2. What is your vision for the future of light rail in the region?

We have been completely left out of the picture of a terrific opportunity to invest in both green transportation, good jobs, as well as public safety. I believe that we need a leader who will not dismiss investments in safe, efficient means of transportation available to serve the growing and diverse needs of District 7. I believe that light rail transit can be an ingredient to meeting those needs, as well as other transit options like buses and Electric Vehicle Charging stations. These transit options will spur economic growth and help protect the environment. As the next commissioner, I intend to lead our district forward, and look for ways to expand access to mass transit.

Danny Nadeau

Biographic info:

Occupation: Currently Chief of Staff to Hennepin County Commissioner Jeff Johnson.

Address & education: I’ve lived in western Hennepin my whole life, attending Orono High School and the University of Minnesota.

Contact: danny@

1. What adjustments, if any, should be made to the county’s public safety budget?

The public safety budget includes the sheriff’s office, county attorney’s office, public defender’s office and corrections. The 2021 proposed budget is roughly $347 million, about 15% of the county’s overall budget. I believe it’s too early in the budget process to signal any specific adjustments not initiated by our criminal justice partners. Although the extreme increase in violent crime may require additional capacity on the violent offender task force and an increased effort to concentrate deputies to assist local law enforcement in high crime areas.

2. What is your vision for the future of light rail in the region?

Long-term, we (and I mean government, auto industry, transit operators, automation professionals, connectivity experts and others) need to start envisioning what our transportation system looks like in 2050, how it’s funded, and how people use it. I believe our region needs access and mobility and fixed-guideway may be part of that.
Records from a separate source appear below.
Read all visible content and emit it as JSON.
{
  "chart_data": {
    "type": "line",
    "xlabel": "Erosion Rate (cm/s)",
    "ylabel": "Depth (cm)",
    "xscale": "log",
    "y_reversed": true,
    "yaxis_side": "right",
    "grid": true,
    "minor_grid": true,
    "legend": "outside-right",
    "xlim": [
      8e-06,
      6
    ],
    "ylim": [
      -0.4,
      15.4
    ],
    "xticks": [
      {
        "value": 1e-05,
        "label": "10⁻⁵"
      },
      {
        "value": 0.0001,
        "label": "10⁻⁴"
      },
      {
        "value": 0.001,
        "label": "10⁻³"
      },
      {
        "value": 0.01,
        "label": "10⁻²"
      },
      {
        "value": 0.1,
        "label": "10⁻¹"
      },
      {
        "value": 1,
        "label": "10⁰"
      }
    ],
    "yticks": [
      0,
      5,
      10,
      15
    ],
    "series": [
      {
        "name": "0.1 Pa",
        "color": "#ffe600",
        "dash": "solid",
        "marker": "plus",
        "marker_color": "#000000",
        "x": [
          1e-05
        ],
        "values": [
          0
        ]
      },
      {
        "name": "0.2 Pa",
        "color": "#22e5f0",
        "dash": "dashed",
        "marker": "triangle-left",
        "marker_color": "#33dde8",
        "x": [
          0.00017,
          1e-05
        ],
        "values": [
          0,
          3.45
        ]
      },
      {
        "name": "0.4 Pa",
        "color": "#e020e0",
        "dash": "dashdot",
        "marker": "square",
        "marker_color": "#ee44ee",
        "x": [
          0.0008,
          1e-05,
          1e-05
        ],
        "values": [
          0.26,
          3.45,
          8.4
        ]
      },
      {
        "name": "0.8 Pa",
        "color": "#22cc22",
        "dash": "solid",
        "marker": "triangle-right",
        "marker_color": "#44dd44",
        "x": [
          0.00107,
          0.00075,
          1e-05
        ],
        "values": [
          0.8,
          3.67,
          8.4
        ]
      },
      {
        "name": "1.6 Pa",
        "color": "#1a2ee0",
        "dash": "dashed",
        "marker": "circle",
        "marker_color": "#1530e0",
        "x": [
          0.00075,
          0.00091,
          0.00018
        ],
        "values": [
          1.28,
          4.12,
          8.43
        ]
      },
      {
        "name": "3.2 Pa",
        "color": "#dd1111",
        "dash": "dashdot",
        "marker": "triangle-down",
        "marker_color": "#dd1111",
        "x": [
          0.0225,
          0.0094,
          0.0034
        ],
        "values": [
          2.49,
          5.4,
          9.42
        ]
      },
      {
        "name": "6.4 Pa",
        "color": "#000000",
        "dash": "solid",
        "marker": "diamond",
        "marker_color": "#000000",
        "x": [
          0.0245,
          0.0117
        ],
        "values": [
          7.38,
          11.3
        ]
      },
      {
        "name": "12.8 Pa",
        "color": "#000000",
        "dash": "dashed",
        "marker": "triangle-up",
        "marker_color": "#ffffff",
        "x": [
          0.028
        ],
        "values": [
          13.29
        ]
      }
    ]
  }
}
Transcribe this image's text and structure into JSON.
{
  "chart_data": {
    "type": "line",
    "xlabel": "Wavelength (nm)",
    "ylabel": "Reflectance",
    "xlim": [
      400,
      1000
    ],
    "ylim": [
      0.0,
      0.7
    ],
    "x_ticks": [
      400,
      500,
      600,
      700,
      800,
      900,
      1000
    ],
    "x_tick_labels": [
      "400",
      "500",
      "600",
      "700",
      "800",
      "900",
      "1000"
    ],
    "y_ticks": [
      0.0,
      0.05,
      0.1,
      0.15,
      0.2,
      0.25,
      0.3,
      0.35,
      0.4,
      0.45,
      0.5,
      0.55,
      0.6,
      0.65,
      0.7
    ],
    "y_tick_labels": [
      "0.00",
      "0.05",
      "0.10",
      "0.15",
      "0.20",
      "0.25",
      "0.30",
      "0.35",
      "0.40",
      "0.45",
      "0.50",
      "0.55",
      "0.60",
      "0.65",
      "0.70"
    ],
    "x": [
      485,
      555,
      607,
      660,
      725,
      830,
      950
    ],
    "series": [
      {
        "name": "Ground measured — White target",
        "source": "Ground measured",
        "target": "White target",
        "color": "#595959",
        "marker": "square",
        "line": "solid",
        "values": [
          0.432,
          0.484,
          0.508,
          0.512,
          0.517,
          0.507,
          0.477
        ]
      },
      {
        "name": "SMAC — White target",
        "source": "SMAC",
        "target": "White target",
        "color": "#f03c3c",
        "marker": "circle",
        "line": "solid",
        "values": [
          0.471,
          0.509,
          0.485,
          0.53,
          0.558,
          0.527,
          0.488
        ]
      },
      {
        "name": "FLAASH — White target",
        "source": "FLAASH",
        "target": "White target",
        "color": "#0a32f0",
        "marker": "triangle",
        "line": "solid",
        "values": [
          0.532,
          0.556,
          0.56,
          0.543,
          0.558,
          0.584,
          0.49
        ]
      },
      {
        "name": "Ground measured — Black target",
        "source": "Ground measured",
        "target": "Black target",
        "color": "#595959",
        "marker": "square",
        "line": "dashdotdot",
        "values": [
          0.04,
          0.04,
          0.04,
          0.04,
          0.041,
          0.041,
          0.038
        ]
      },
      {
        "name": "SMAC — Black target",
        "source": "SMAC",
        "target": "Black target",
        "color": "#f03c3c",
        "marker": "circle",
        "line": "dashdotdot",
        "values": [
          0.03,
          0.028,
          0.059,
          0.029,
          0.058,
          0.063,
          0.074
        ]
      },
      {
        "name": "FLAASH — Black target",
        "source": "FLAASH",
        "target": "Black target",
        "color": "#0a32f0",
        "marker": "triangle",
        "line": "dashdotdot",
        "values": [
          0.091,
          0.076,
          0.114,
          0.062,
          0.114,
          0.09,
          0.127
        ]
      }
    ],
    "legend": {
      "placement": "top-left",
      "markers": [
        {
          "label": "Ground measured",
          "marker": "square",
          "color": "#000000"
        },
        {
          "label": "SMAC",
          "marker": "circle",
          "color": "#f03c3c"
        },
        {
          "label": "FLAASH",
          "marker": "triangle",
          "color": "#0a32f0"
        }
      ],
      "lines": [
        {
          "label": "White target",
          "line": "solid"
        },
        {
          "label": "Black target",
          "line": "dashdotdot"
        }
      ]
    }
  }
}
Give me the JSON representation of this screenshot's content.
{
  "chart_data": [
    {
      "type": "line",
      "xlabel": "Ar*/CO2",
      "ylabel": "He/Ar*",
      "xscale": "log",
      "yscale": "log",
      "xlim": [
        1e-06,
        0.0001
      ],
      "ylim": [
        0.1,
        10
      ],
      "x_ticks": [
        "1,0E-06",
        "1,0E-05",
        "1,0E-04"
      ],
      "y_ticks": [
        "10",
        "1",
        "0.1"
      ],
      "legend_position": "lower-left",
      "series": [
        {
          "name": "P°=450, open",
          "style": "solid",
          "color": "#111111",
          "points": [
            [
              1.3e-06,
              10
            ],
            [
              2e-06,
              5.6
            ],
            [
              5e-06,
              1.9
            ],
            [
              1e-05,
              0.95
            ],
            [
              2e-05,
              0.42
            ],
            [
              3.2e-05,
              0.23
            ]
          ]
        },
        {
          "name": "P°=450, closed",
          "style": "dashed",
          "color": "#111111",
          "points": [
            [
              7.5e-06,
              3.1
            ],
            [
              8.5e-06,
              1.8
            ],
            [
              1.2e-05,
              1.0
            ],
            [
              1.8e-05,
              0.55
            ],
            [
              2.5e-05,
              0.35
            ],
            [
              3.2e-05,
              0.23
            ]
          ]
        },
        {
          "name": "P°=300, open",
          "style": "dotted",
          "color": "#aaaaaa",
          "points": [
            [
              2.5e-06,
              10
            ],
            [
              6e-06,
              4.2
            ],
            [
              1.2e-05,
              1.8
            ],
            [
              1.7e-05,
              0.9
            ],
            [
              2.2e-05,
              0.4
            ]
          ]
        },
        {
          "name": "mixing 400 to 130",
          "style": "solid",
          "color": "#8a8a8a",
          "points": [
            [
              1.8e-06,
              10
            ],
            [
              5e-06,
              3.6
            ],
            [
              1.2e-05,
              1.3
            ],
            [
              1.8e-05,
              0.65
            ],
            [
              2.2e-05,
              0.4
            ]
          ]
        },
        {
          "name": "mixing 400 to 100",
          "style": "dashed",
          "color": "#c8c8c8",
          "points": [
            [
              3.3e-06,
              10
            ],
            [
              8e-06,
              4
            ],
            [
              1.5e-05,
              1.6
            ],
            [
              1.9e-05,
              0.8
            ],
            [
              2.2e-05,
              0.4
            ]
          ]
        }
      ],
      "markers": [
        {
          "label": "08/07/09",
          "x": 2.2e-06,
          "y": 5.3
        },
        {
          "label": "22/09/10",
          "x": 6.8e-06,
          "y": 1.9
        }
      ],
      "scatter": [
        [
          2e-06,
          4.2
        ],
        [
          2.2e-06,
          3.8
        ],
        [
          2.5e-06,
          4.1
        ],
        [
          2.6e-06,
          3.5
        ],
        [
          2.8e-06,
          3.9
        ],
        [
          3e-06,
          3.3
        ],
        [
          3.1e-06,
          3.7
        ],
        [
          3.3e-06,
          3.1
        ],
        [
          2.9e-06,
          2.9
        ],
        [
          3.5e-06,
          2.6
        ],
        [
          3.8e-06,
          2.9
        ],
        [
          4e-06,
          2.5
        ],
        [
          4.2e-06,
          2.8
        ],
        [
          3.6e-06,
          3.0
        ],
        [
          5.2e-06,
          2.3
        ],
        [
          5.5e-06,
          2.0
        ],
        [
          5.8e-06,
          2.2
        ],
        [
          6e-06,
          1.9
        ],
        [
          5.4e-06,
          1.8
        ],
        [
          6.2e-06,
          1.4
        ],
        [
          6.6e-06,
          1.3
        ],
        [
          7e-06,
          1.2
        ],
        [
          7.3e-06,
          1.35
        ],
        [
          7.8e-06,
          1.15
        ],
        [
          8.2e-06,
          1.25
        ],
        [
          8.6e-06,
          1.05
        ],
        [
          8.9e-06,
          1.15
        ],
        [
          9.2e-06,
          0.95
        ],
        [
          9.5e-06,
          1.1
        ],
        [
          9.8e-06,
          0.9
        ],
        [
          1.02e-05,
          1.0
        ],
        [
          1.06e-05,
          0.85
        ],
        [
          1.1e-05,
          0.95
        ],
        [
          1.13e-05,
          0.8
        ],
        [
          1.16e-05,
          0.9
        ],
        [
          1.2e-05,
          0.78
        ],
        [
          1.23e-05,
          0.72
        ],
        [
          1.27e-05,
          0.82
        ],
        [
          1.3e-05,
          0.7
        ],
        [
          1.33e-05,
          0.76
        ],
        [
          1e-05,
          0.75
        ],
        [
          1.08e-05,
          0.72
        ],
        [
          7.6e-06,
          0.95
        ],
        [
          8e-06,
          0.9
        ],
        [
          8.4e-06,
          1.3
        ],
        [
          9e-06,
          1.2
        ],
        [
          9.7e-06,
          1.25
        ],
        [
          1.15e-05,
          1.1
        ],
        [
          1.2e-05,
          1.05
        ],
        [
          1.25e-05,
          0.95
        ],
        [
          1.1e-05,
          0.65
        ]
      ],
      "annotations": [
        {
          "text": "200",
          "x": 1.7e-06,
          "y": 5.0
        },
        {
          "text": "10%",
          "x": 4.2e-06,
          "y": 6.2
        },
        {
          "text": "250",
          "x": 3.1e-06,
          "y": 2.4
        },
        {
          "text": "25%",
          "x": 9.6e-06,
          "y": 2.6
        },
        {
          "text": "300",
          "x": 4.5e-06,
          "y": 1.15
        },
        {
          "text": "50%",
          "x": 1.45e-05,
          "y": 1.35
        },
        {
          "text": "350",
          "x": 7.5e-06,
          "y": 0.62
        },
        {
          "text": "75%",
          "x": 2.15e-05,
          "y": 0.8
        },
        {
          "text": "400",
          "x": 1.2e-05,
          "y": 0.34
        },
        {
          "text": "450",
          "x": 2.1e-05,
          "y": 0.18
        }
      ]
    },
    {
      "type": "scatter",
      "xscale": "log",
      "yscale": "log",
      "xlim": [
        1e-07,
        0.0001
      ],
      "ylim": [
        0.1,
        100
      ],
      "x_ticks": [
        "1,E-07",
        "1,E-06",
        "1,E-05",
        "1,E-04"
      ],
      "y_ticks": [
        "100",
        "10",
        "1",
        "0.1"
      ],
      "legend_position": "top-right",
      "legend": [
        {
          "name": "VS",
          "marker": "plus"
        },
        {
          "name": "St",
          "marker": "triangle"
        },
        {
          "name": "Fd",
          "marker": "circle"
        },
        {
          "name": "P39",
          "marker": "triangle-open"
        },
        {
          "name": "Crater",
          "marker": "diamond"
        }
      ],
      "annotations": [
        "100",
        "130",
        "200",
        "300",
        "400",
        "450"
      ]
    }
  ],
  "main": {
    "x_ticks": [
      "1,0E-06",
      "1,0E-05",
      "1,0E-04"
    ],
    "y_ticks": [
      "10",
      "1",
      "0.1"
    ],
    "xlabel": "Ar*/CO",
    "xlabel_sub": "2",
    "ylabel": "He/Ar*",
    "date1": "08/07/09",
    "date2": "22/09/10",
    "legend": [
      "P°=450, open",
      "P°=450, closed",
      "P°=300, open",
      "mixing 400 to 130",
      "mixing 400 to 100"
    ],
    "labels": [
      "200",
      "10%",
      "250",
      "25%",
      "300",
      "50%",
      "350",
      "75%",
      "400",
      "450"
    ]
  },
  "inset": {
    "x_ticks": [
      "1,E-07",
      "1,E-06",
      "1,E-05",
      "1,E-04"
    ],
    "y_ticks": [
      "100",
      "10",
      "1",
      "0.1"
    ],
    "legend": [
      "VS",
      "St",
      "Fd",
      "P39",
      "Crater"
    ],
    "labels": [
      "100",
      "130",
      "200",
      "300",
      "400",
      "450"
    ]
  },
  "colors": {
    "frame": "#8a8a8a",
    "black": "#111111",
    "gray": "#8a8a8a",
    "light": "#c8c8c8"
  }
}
The pandemic has decimated public transit ridership, and exacerbated weaknesses that exist within our public transportation system. Overall, transit ridership was declining even before the pandemic. But even once the statewide lockdown ends, riders are not likely to return to transit for the foreseeable future. In a recent survey conducted by IBM, half of all respondents indicated that they would use transit less, or stop using it altogether.

My vision for public transportation is built on a foundation that maximizes mobility and ridership over a specific mode or coverage. It refuses to justify the expense of inefficient service that provides a bare minimum of coverage but serves few people. It’s a system that’s built with community support and it’s based on data and need, not politics. It’s one that provides transit dependent families with low-cost access and provides cities and residents a return for their investment.